What does this have to do with single scale analysis? A lot. But before I make the connection, it is worth looking more deeply at his assumption one more time.

First there is the fact that even if every solution to the same problem is (or should be) exactly the same (within bounds!), it doesn’t always work out that way! What goes wrong?

Second, there is a class of problems for which there is exactly (I really mean exactly) one problem and solution pair. Every problem (in this class) is unique, requiring a unique solution. But if that is so, how can such problems be “engineering” problems?

The first point is nothing more than noting that when a problem is initially stabilized (either exactly, or within bounds), the scale selection and abstractions that allowed the problem to be solved by the engineer no longer correspond to the problem as it is understood by others. We encounter this when we say that we have to “change the requirements.” Or the solution is used in a way that was not intended. And so on.

Although not associated with my own continuing interest in SE, this point is still important in understanding why we can’t discard the system engineer for a problem once it’s been solved (for the first time). We still need “lead pencil” engineers. The “same” problem may have to be solved again! (In Elliot’s vocabulary, the problem-solution will have been destabilized.)

The second point is very different, however.

The sort of problems that Russ Abbott characterized at the opening of the symposium do not fit Elliot’s template! These are problems that “constantly change” (I love this oxymoron! Oxymorons are the quintessential refutation of our Aristotelian perspective on the Universe.). And so their solutions must be constantly changing solutions. There is no longer any advantage in getting it right “the first time.” There is never a “next time.”

And yet, there is!

There are many problems that must be addressed at multiple scales of conceptualization (including the problem of continuing the innovation in system engineering). Problems and their solutions (which must be addressed at multiple scales of conceptualization) are not entirely amenable to the Aristotelian presumption. We will have to innovate to break that barrier. Russ has attempted to catalog the characteristics of complex-systems. (For me, a system is the realized equivalence of a problem and its solution.) Russ’s characteristics are those of “animate” (or animated) systems. These systems have a metabolism; they take in energy, accumulate order, and release entropy into their environments. They learn (or they evolve, which is the same thing considered at a different scale). And so on.

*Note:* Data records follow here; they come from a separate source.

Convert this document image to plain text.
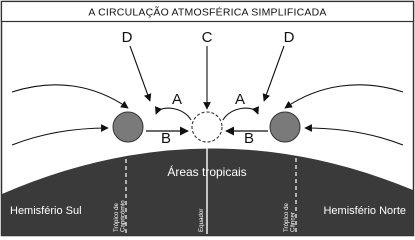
A CIRCULAÇÃO ATMOSFÉRICA SIMPLIFICADA
Áreas tropicais
Hemisfério Sul	Hemisfério Norte
Trópico de Capricórnio	Equador	Trópico de Câncer
D	C	D
A	A
B	B
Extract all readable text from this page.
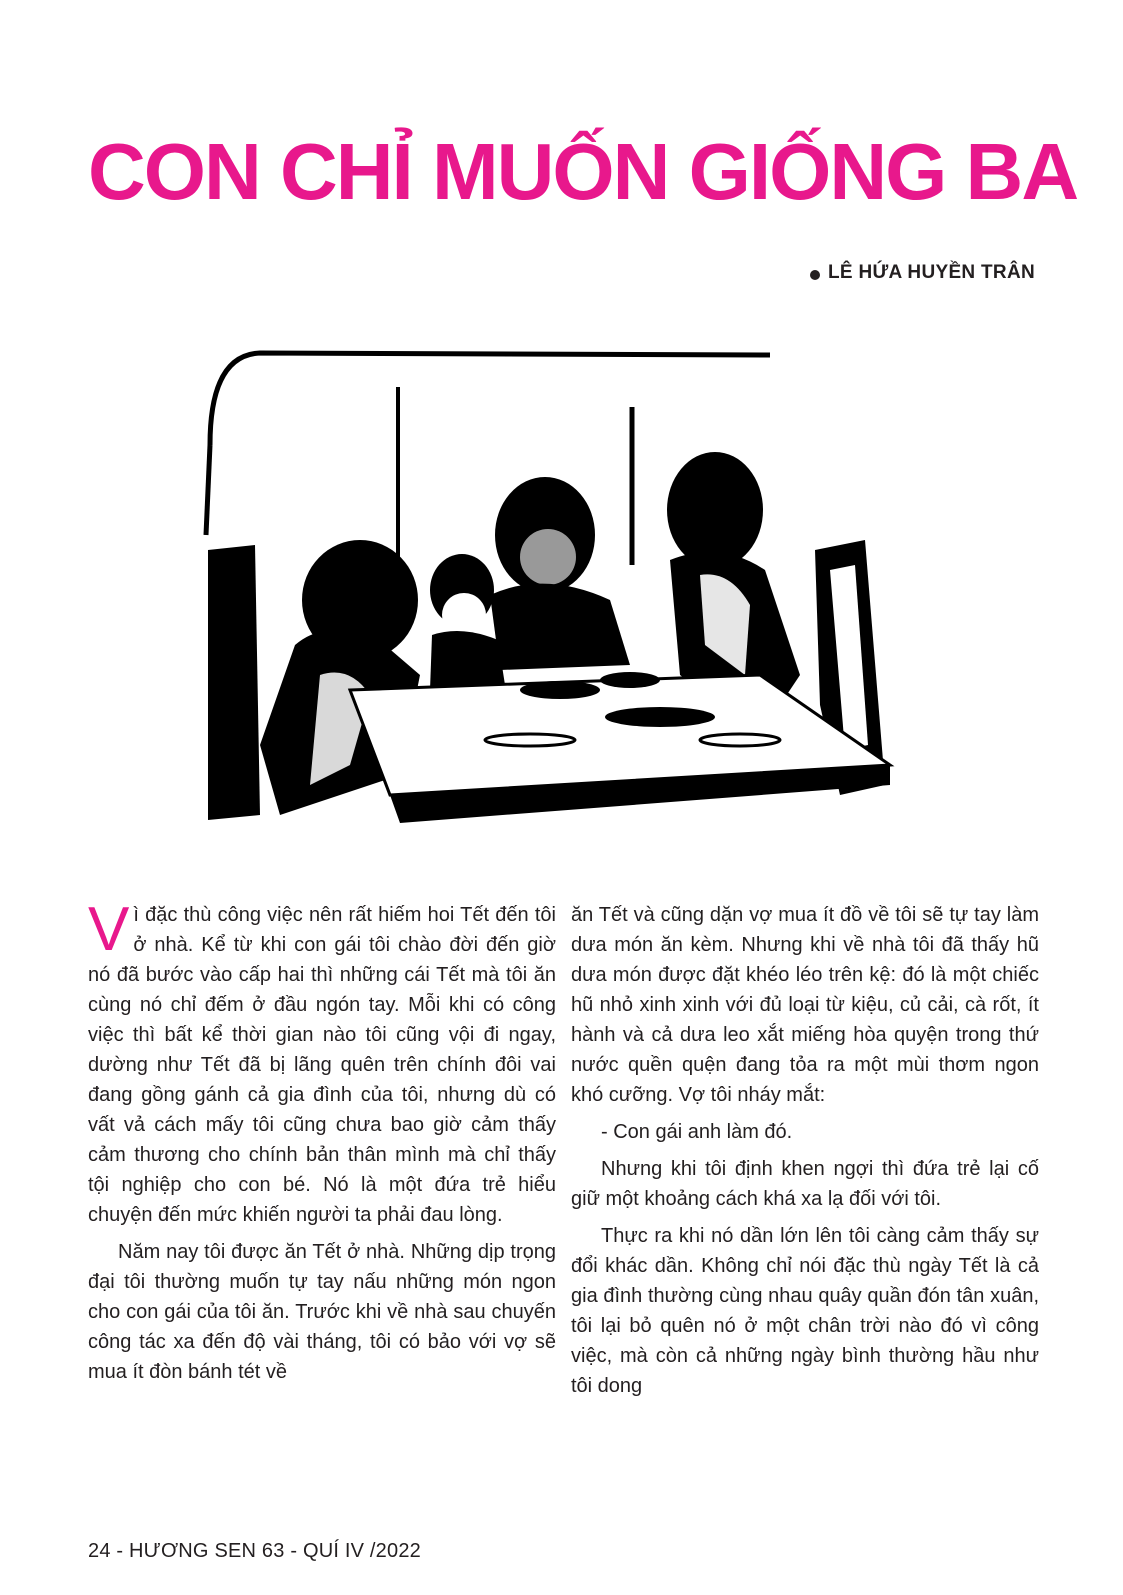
CON CHỈ MUỐN GIỐNG BA
LÊ HỨA HUYỀN TRÂN

Vì đặc thù công việc nên rất hiếm hoi Tết đến tôi ở nhà. Kể từ khi con gái tôi chào đời đến giờ nó đã bước vào cấp hai thì những cái Tết mà tôi ăn cùng nó chỉ đếm ở đầu ngón tay. Mỗi khi có công việc thì bất kể thời gian nào tôi cũng vội đi ngay, dường như Tết đã bị lãng quên trên chính đôi vai đang gồng gánh cả gia đình của tôi, nhưng dù có vất vả cách mấy tôi cũng chưa bao giờ cảm thấy cảm thương cho chính bản thân mình mà chỉ thấy tội nghiệp cho con bé. Nó là một đứa trẻ hiểu chuyện đến mức khiến người ta phải đau lòng.

Năm nay tôi được ăn Tết ở nhà. Những dịp trọng đại tôi thường muốn tự tay nấu những món ngon cho con gái của tôi ăn. Trước khi về nhà sau chuyến công tác xa đến độ vài tháng, tôi có bảo với vợ sẽ mua ít đòn bánh tét về

ăn Tết và cũng dặn vợ mua ít đồ về tôi sẽ tự tay làm dưa món ăn kèm. Nhưng khi về nhà tôi đã thấy hũ dưa món được đặt khéo léo trên kệ: đó là một chiếc hũ nhỏ xinh xinh với đủ loại từ kiệu, củ cải, cà rốt, ít hành và cả dưa leo xắt miếng hòa quyện trong thứ nước quền quện đang tỏa ra một mùi thơm ngon khó cưỡng. Vợ tôi nháy mắt:

- Con gái anh làm đó.

Nhưng khi tôi định khen ngợi thì đứa trẻ lại cố giữ một khoảng cách khá xa lạ đối với tôi.

Thực ra khi nó dần lớn lên tôi càng cảm thấy sự đổi khác dần. Không chỉ nói đặc thù ngày Tết là cả gia đình thường cùng nhau quây quần đón tân xuân, tôi lại bỏ quên nó ở một chân trời nào đó vì công việc, mà còn cả những ngày bình thường hầu như tôi dong

24 - HƯƠNG SEN 63 - QUÍ IV /2022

No two systems are the same when they have to be addressed at multiple scales of conceptualization – even if they are that at one of more of those scales of conceptualization. This is so if only because they learn – and we know that the results of learning cannot be pre-specified. Each of us as a human being is a very familiar example of such systems. There are many other such examples. Despite that, the development (and operation) of such systems is in accordance with a set of processes, the same set of processes even. These are the processes of evolution. But these are not deterministic processes. Their results are, as we now say, stochastic (which should not be confused with random). And even though they are not deterministic, they still do obey the laws of cause and effect. So even though we can’t stamp out identical systems as solutions to many instances of the same problem (there is no “same” problem when all of the necessary scales of conceptualization are considered), we still can shape (focus and accelerate) their growth and development in ways that are not random – by manipulating the processes that are driving their development. Each instance of the system will be unique. And even if we were to know the “Generating Function” of their distribution, we still could not compel any specific instance.

So I return again to seconding Doug Norman’s suggestion. We as system engineers need to get our heads around the processes of evolution so that we can continue to expand our competence to include systems that are no longer deterministic “deliverables” as Russ has quite correctly characterized them. If we don’t do that, then we will be left to engineering more and more sophisticated pencils (like the JTF), but nothing more than that. Is that all that we want?